Trump characterized the Jan. 6 committee as the "disgraceful unselect committee" and charged the panel won't delve into allegations he has previously made of massive fraud in states including Georgia.

During Trump's speech, which drew a number of standing ovations from audience members as he lit into issues such as transgender children and critical race theory, Trump several times teased a possible 2024 presidential bid.

Trump accused President Joe Biden, the Democrat who defeated him in 2020, of having "quickly created the biggest border disaster" by jettisoning his border policies.

The former president also alleged Biden has been going along with Democrats' wishes to target parents and Christians while ignoring violence in cities.

"They are turning our communities into war zones ... almost as if we lived in a third world nation," Trump said. "We are going to fight for this nation we love so much."

He said Republicans will win back the Senate and House.

"Would anybody like for me to run for president?" he asked, bringing the crowd to its feet, roaring and applauding.

Photo Gallery

Trump in Nashville

The Democratic National Committee struck back at the former president and his "Make America Great Again" movement in a statement.

"Donald Trump took the stage at the Faith and Freedom Conference today (Friday) to double down on the same conspiracy theories that led to the Jan. 6 attacks on the U.S. Capitol," the statement said. "Instead of taking even an ounce of responsibility, Donald Trump unsurprisingly used his platform to push dangerous lies, downplay the violent attacks and spread his toxic MAGA agenda."

Democrats also noted that "the defeated former president did not mince words as he made clear that he is the leader of today's Republican Party."

Prior to Trump's speech, a number of senators and congressmen addressed the audience, among them U.S. Sens. Marsha Blackburn and Bill Hagerty of Tennessee.
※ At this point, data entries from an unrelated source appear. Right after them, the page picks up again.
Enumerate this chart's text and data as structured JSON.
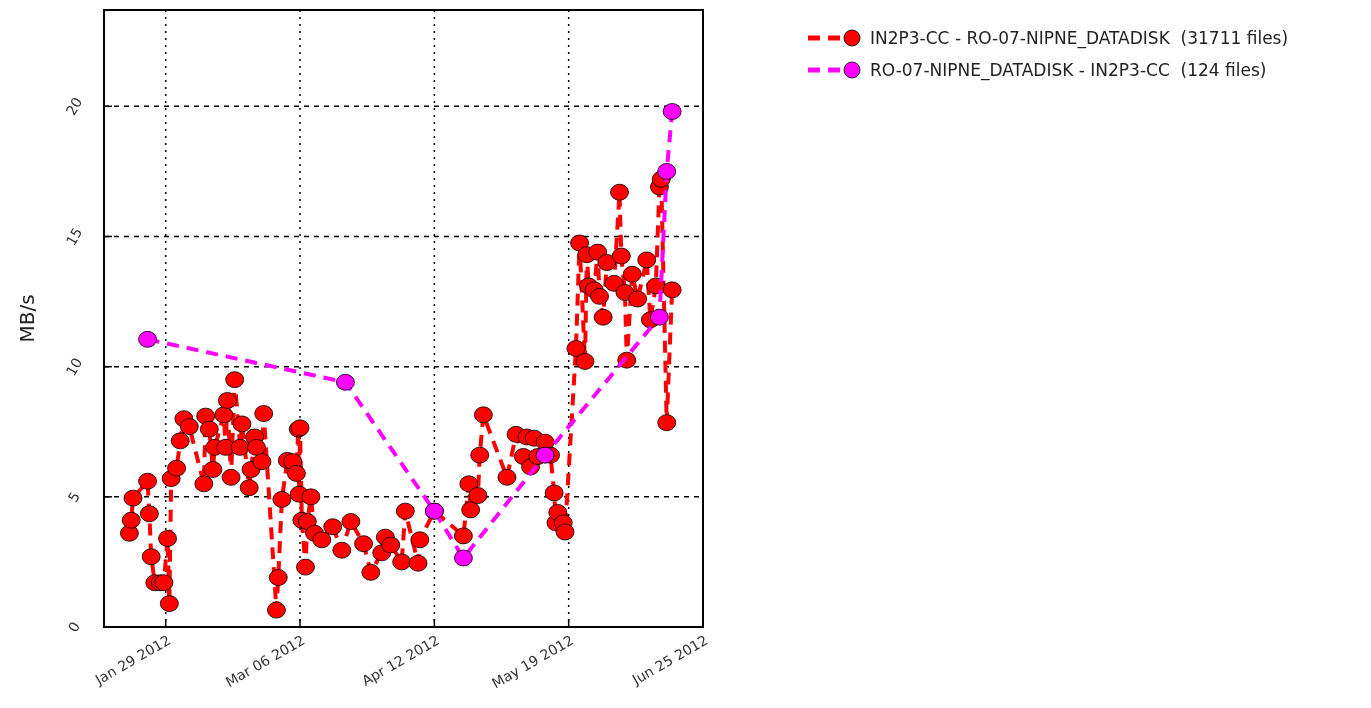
{
  "chart_data": {
    "type": "line",
    "ylabel": "MB/s",
    "xlim": [
      "2012-01-12",
      "2012-06-25"
    ],
    "xticks": [
      {
        "value": "2012-01-29",
        "label": "Jan 29 2012"
      },
      {
        "value": "2012-03-06",
        "label": "Mar 06 2012"
      },
      {
        "value": "2012-04-12",
        "label": "Apr 12 2012"
      },
      {
        "value": "2012-05-19",
        "label": "May 19 2012"
      },
      {
        "value": "2012-06-25",
        "label": "Jun 25 2012"
      }
    ],
    "ylim": [
      0,
      23.7
    ],
    "yticks": [
      0,
      5,
      10,
      15,
      20
    ],
    "grid": true,
    "legend": "top right",
    "marker": "circle",
    "line_style": "dashed",
    "series": [
      {
        "name": "IN2P3-CC - RO-07-NIPNE_DATADISK  (31711 files)",
        "color": "#ff0000",
        "x": [
          "2012-01-19T00:00",
          "2012-01-19T12:00",
          "2012-01-20T00:00",
          "2012-01-24T00:00",
          "2012-01-24T12:00",
          "2012-01-25T00:00",
          "2012-01-26T00:00",
          "2012-01-27T12:00",
          "2012-01-28T12:00",
          "2012-01-29T12:00",
          "2012-01-30T00:00",
          "2012-01-30T12:00",
          "2012-02-01T00:00",
          "2012-02-02T00:00",
          "2012-02-03T00:00",
          "2012-02-04T12:00",
          "2012-02-08T12:00",
          "2012-02-09T00:00",
          "2012-02-10T00:00",
          "2012-02-11T00:00",
          "2012-02-11T12:00",
          "2012-02-14T00:00",
          "2012-02-14T12:00",
          "2012-02-15T00:00",
          "2012-02-16T00:00",
          "2012-02-17T00:00",
          "2012-02-18T12:00",
          "2012-02-19T00:00",
          "2012-02-21T00:00",
          "2012-02-21T12:00",
          "2012-02-22T12:00",
          "2012-02-23T00:00",
          "2012-02-24T12:00",
          "2012-02-25T00:00",
          "2012-02-28T12:00",
          "2012-02-29T00:00",
          "2012-03-01T00:00",
          "2012-03-02T12:00",
          "2012-03-04T00:00",
          "2012-03-05T00:00",
          "2012-03-05T12:00",
          "2012-03-05T18:00",
          "2012-03-06T00:00",
          "2012-03-06T12:00",
          "2012-03-07T12:00",
          "2012-03-08T00:00",
          "2012-03-09T00:00",
          "2012-03-10T00:00",
          "2012-03-12T00:00",
          "2012-03-15T00:00",
          "2012-03-17T12:00",
          "2012-03-20T00:00",
          "2012-03-23T12:00",
          "2012-03-25T12:00",
          "2012-03-28T12:00",
          "2012-03-29T12:00",
          "2012-03-31T00:00",
          "2012-04-03T00:00",
          "2012-04-04T00:00",
          "2012-04-07T12:00",
          "2012-04-08T00:00",
          "2012-04-12T00:00",
          "2012-04-20T00:00",
          "2012-04-21T12:00",
          "2012-04-22T00:00",
          "2012-04-24T00:00",
          "2012-04-24T12:00",
          "2012-04-25T12:00",
          "2012-05-02T00:00",
          "2012-05-04T12:00",
          "2012-05-06T12:00",
          "2012-05-07T12:00",
          "2012-05-08T12:00",
          "2012-05-09T12:00",
          "2012-05-10T12:00",
          "2012-05-12T12:00",
          "2012-05-14T00:00",
          "2012-05-15T00:00",
          "2012-05-15T12:00",
          "2012-05-16T00:00",
          "2012-05-17T12:00",
          "2012-05-18T00:00",
          "2012-05-21T00:00",
          "2012-05-22T00:00",
          "2012-05-23T12:00",
          "2012-05-24T00:00",
          "2012-05-24T12:00",
          "2012-05-26T00:00",
          "2012-05-27T00:00",
          "2012-05-27T12:00",
          "2012-05-28T12:00",
          "2012-05-29T12:00",
          "2012-05-31T12:00",
          "2012-06-02T00:00",
          "2012-06-02T12:00",
          "2012-06-03T12:00",
          "2012-06-04T00:00",
          "2012-06-05T12:00",
          "2012-06-07T00:00",
          "2012-06-09T12:00",
          "2012-06-10T12:00",
          "2012-06-12T00:00",
          "2012-06-13T00:00",
          "2012-06-13T12:00",
          "2012-06-15T00:00",
          "2012-06-16T12:00"
        ],
        "values": [
          3.6,
          4.1,
          4.95,
          5.6,
          4.35,
          2.7,
          1.7,
          1.7,
          1.7,
          3.4,
          0.9,
          5.7,
          6.1,
          7.15,
          8.0,
          7.7,
          5.5,
          8.1,
          7.6,
          6.05,
          6.9,
          8.15,
          6.9,
          8.7,
          5.75,
          9.5,
          6.9,
          7.8,
          5.35,
          6.05,
          7.3,
          6.9,
          6.35,
          8.2,
          0.65,
          1.9,
          4.9,
          6.4,
          6.35,
          5.9,
          7.6,
          5.1,
          7.65,
          4.1,
          2.3,
          4.05,
          5.0,
          3.6,
          3.35,
          3.85,
          2.95,
          4.05,
          3.2,
          2.1,
          2.85,
          3.45,
          3.15,
          2.5,
          4.45,
          2.45,
          3.35,
          4.45,
          3.5,
          5.5,
          4.5,
          5.05,
          6.6,
          8.15,
          5.75,
          7.4,
          6.55,
          7.3,
          6.15,
          7.25,
          6.55,
          7.1,
          6.6,
          5.15,
          4.0,
          4.4,
          4.0,
          3.65,
          10.7,
          14.75,
          10.2,
          14.3,
          13.1,
          12.95,
          14.4,
          12.7,
          11.9,
          14.0,
          13.2,
          16.7,
          14.25,
          12.85,
          10.25,
          13.55,
          12.6,
          14.1,
          11.8,
          13.1,
          16.9,
          17.2,
          7.85,
          12.95
        ]
      },
      {
        "name": "RO-07-NIPNE_DATADISK - IN2P3-CC  (124 files)",
        "color": "#ff00ff",
        "x": [
          "2012-01-24T00:00",
          "2012-03-18T12:00",
          "2012-04-12T00:00",
          "2012-04-20T00:00",
          "2012-05-12T12:00",
          "2012-06-13T00:00",
          "2012-06-15T00:00",
          "2012-06-16T12:00"
        ],
        "values": [
          11.05,
          9.4,
          4.45,
          2.65,
          6.6,
          11.9,
          17.5,
          19.8
        ]
      }
    ]
  }
}
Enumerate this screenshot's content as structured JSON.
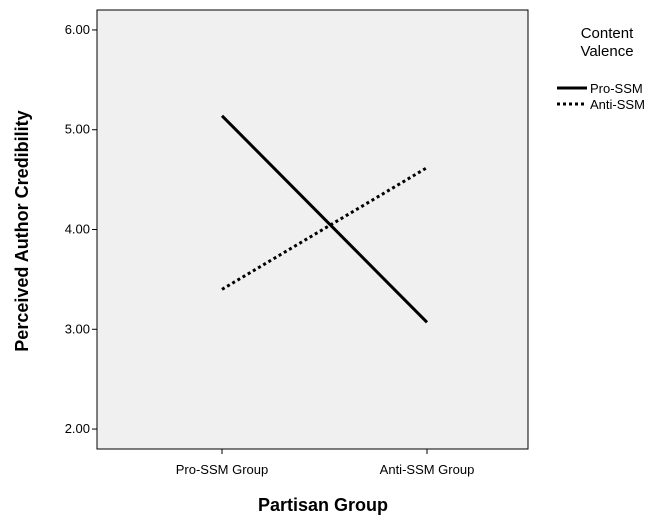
{
  "chart_data": {
    "type": "line",
    "title": "",
    "xlabel": "Partisan Group",
    "ylabel": "Perceived Author Credibility",
    "categories": [
      "Pro-SSM Group",
      "Anti-SSM Group"
    ],
    "ylim": [
      1.8,
      6.2
    ],
    "yticks": [
      "2.00",
      "3.00",
      "4.00",
      "5.00",
      "6.00"
    ],
    "grid": false,
    "legend": {
      "title_lines": [
        "Content",
        "Valence"
      ],
      "placement": "right"
    },
    "series": [
      {
        "name": "Pro-SSM",
        "values": [
          5.14,
          3.07
        ],
        "style": "solid",
        "color": "#000000"
      },
      {
        "name": "Anti-SSM",
        "values": [
          3.4,
          4.62
        ],
        "style": "dotted",
        "color": "#000000"
      }
    ],
    "plot_background": "#f0f0f0"
  }
}
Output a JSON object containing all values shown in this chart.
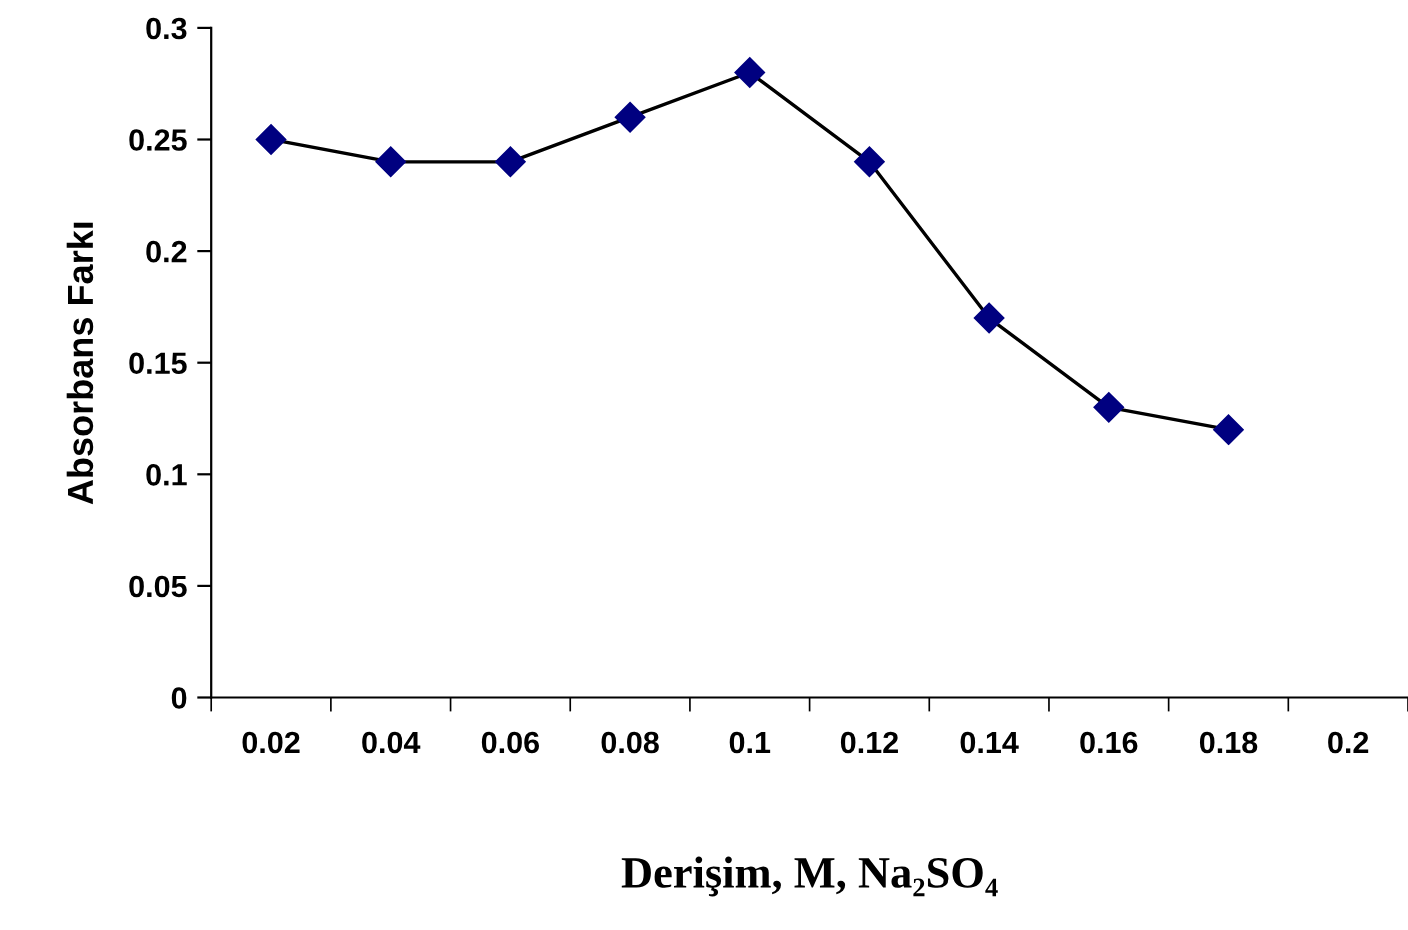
{
  "chart_data": {
    "type": "line",
    "xlabel": "Derişim, M, Na₂SO₄",
    "ylabel": "Absorbans Farkı",
    "categories": [
      "0.02",
      "0.04",
      "0.06",
      "0.08",
      "0.1",
      "0.12",
      "0.14",
      "0.16",
      "0.18",
      "0.2"
    ],
    "series": [
      {
        "color": "#000080",
        "values": [
          0.25,
          0.24,
          0.24,
          0.26,
          0.28,
          0.24,
          0.17,
          0.13,
          0.12,
          null
        ]
      }
    ],
    "ylim": [
      0,
      0.3
    ],
    "yticks": [
      0,
      0.05,
      0.1,
      0.15,
      0.2,
      0.25,
      0.3
    ],
    "grid": false,
    "legend": false,
    "marker": "diamond",
    "line_style": "solid"
  }
}
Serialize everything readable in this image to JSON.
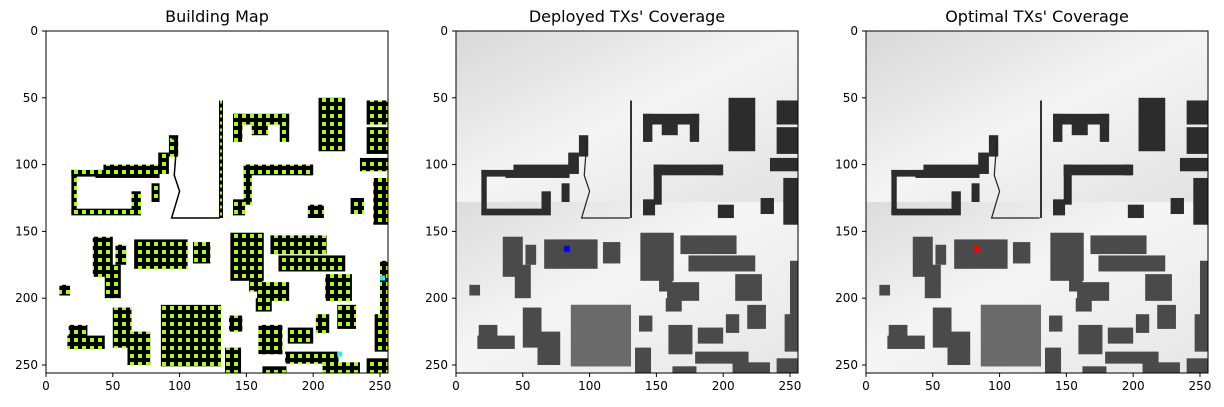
{
  "chart_data": [
    {
      "type": "heatmap",
      "title": "Building Map",
      "xlabel": "",
      "ylabel": "",
      "xlim": [
        0,
        256
      ],
      "ylim": [
        256,
        0
      ],
      "xticks": [
        0,
        50,
        100,
        150,
        200,
        250
      ],
      "yticks": [
        0,
        50,
        100,
        150,
        200,
        250
      ],
      "grid": false,
      "colors": {
        "building": "#000000",
        "marker": "#a6ff00",
        "marker_alt": "#2ee6ff",
        "background": "#ffffff"
      }
    },
    {
      "type": "heatmap",
      "title": "Deployed TXs' Coverage",
      "xlabel": "",
      "ylabel": "",
      "xlim": [
        0,
        256
      ],
      "ylim": [
        256,
        0
      ],
      "xticks": [
        0,
        50,
        100,
        150,
        200,
        250
      ],
      "yticks": [
        0,
        50,
        100,
        150,
        200,
        250
      ],
      "grid": false,
      "tx": {
        "x": 83,
        "y": 163,
        "color": "#0000ff"
      }
    },
    {
      "type": "heatmap",
      "title": "Optimal TXs' Coverage",
      "xlabel": "",
      "ylabel": "",
      "xlim": [
        0,
        256
      ],
      "ylim": [
        256,
        0
      ],
      "xticks": [
        0,
        50,
        100,
        150,
        200,
        250
      ],
      "yticks": [
        0,
        50,
        100,
        150,
        200,
        250
      ],
      "grid": false,
      "tx": {
        "x": 83,
        "y": 163,
        "color": "#ff0000"
      }
    }
  ]
}
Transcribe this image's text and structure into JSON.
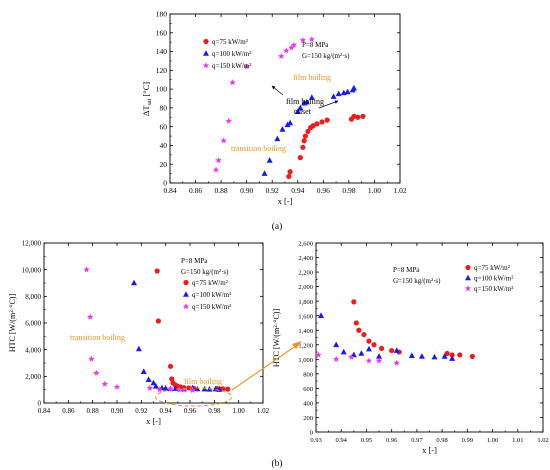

Both voted to certify the 2020 election.

The Tennessee Lookout reported Blackburn accused the Biden administration and liberals of launching an all-out attack on people's faith, families, freedom and religious liberties.

And she emphasized the importance of a pending U.S. Supreme Court decision on abortion.

Blackburn also accused tech companies of censoring her for saying transgender women should not be competing against women in athletics.

"Now they're being told to be inclusive and fair, you have to let biological males compete" in school and college sports, the Lookout reported her as saying, with Blackburn stressing the importance of the federal Title IX code in enabling girls and women to compete in sports.

"What do you expect from people who can't define the word 'woman'?" she said.

Earlier, Hagerty, Trump's former U.S. ambassador to Japan, said the former president's America First approach put to an end his Democratic predecessor Barack Obama's approach to leadership.

"Biden's approach has been America Last on every front," Hagerty said. "Since Day One, Biden has delivered failure after failure" while emboldening U.S. adversaries on everything, Hagerty said.

"On almost every issue, our nation is worse off under Joe Biden," Hagerty said, citing problems at the U.S. border with Mexico accompanied by what he called an explosion of fentanyl drug deaths.

Hagerty accused Biden and his administration of cozying up to Iran and Venezuela and said Biden's policies are driving up oil prices and benefitting Russian President Vladimir Putin. He also hit Biden on the abrupt withdrawal of troops from Afghanistan, a topic also emphasized by Trump.

Hagerty also criticized Biden's approach to China, saying it has emboldened Chinese leaders.

"All of this is why we must set our sights on November, the stakes are high," Hagerty said, later adding "it's no understatement to say the future of our country hangs in the balance."